71% of marine animal entanglements involve ghost gear, and 45% of all marine mammals on the International Union for Conservation of Nature (IUCN) Red List of Threatened Species have been impacted by ghost gear.

Fishing gear is designed to capture and kill marine animals, and it continues to do so when lost at sea, for long periods of time.

While no fisher ever wants to lose gear, unfortunately gear loss can and does happen.

Heartbreaking impact on sea life

When whales, turtles and dolphins get caught in lost gear, they can sustain severe injuries and often drag the gear with them for many kilometres before becoming exhausted and drowning.

Some birds, turtles and whales eat so much plastic, it makes up around three-quarters of their diet, causing them to die slow and painful deaths.

Our solution for animals

We founded the Global Ghost Gear Initiative (GGGI) in 2015, to bring together all relevant sectors, including the fishing industry, and tackle the problem at global scale.
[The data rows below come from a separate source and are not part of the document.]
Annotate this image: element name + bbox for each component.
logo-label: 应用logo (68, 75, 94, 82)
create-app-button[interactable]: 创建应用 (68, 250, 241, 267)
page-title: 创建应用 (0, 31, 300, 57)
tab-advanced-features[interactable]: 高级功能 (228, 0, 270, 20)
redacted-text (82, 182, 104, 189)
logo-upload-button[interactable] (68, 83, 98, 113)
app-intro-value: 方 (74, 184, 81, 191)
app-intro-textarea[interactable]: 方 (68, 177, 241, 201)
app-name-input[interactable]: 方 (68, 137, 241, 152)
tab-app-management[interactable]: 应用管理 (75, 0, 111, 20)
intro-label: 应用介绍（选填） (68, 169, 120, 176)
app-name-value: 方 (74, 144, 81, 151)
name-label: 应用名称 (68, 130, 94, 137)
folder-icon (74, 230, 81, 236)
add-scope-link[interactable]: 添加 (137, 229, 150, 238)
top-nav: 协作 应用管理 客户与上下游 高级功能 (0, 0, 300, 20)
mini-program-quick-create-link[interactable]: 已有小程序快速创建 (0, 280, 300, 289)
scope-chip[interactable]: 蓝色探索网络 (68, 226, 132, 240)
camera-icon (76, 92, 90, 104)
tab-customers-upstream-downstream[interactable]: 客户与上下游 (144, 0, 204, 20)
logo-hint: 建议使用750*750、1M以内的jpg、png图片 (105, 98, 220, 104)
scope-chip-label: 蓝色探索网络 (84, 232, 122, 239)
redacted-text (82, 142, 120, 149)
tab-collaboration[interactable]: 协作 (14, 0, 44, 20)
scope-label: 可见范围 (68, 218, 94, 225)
In the last three years, the alliance has grown to 68 participant organisations. It’s supported by 12 governments, as well as organisations such as the European Union Directorate-General of Maritime Affairs and Fishers and the United Nations Food and Agriculture Organisation.

This month (March 2018) we saw one of the world’s biggest seafood companies, Thai Union, join forces with the GGGI to help combat marine plastic pollution.

Also, the GGGI – and all the expertise it combines – is trialing, scaling up and replicating solutions. It focusses on three Rs – remove, reduce and recycle – to ensure no further gear enters our oceans.

Creating a sea change requires a truly united approach at every level. Only by working together locally, regionally, and globally can we hope to combat these ghosts beneath the waves and protect our oceans and the life within them.

Some birds, turtles and whales eat so much plastic, it makes up around three-quarters of their diet, causing them to die slow and painful deaths.